Saut en hauteur - JO 2008
Discipline de l’athlétisme depuis les Jeux de 1896, le saut en hauteur comportait jusqu'aux jeux de Mexico en 1968, plusieurs techniques : ciseau, rouleau costal et rouleau ventral.
Toutes attaquent la barre latéralement ou de face et se servent du pied intérieur comme pied d’appel.
À l’inverse, dans le fosbury-flop, l’athlète prenant son élan sur une trajectoire curviligne, saute en appui sur son pied extérieur et fait pivoter son corps afin de franchir la barre de dos.

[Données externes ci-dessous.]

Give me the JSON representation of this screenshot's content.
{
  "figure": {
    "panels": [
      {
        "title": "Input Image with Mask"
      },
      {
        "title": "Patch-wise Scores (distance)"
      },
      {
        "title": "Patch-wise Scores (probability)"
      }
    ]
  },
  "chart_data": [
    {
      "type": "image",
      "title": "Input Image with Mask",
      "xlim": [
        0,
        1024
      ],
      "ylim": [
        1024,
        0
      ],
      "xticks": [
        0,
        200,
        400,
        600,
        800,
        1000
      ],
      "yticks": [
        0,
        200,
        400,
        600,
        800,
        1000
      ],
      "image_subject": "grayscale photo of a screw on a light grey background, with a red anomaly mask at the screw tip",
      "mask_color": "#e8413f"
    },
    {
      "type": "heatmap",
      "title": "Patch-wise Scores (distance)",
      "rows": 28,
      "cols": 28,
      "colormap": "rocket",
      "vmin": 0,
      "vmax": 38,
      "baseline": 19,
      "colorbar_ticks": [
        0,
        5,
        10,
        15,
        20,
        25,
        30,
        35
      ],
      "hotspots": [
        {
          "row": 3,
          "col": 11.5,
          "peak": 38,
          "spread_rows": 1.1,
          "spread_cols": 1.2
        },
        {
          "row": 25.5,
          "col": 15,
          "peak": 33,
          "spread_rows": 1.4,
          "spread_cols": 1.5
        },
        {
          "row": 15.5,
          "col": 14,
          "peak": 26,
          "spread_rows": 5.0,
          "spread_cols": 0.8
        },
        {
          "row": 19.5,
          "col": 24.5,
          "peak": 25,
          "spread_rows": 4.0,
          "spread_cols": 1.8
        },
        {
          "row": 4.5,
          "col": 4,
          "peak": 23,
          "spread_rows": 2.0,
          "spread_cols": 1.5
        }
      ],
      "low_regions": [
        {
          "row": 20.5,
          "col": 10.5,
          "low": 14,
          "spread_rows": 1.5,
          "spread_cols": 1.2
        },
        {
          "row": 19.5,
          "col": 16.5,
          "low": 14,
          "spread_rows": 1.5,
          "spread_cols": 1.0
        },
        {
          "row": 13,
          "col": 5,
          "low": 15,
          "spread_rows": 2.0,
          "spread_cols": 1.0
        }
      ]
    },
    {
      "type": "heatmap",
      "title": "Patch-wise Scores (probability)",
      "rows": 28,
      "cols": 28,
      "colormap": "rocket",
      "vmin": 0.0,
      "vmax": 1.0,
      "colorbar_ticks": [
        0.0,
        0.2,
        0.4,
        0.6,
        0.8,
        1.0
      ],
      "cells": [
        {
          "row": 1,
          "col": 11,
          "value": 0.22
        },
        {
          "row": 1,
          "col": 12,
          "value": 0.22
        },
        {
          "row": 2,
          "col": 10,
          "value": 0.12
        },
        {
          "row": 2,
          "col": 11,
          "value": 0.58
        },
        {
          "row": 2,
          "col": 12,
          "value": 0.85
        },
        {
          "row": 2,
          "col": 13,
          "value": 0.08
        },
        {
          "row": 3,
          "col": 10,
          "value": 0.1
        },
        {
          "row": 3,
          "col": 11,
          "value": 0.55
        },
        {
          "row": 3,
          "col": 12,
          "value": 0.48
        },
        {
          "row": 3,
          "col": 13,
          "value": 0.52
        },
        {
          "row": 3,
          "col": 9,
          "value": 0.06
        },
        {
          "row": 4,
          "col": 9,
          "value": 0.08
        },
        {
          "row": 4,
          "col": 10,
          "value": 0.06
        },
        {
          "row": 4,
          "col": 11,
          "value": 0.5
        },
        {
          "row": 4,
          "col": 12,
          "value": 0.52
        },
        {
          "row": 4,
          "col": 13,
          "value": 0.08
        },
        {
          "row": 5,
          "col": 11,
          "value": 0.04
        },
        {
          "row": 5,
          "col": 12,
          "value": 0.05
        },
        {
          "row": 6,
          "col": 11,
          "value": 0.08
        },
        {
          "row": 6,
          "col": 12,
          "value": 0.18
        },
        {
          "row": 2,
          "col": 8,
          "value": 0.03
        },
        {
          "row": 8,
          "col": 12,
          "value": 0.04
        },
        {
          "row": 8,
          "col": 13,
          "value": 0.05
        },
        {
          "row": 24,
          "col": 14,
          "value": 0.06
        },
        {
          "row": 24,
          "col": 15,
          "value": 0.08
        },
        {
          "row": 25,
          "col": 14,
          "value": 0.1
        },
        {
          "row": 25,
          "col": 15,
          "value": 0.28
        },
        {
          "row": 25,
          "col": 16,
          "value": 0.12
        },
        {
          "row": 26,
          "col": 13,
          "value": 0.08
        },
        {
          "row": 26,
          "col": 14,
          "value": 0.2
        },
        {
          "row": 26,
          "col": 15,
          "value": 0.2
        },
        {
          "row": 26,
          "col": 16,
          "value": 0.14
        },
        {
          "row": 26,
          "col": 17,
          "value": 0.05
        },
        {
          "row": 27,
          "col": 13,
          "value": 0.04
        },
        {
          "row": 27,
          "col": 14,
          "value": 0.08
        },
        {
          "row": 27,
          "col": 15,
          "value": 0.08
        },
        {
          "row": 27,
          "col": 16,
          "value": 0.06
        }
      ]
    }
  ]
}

Il finit son mouvement en levant les jambes au-dessus de la barre et retombe dos au matelas.
Le saut dorsal présente de nombreuses améliorations par rapport aux techniques traditionnelles : la trajectoire curviligne de l’élan permet au sauteur d’arriver avec plus de vitesse face à la barre et d’effectuer un saut plus puissant. Le corps se cambre au-dessus de la barre et le centre de gravité se place sous celle-ci, ce qui est un avantage mécanique incontestable.
En une édition des Jeux Olympiques, Richard Fosbury a fait très fort : il a révolutionné la discipline du saut en hauteur, marqué l’histoire du sport le plus ancien, l’athlétisme, et fait date dans l’histoire des Jeux Olympiques. Enfin, il a donné son nom à une nouvelle technique de saut, la plus utilisée dans le monde de nos jours.
Aux derniers jeux d'Ahtenes, l'épreuve du saut en hauteur Femmes a été remportée par la russe Yelena SLESARENKO. La médaille d'or chez les hommes est revenue au suedois Stefan HOLM.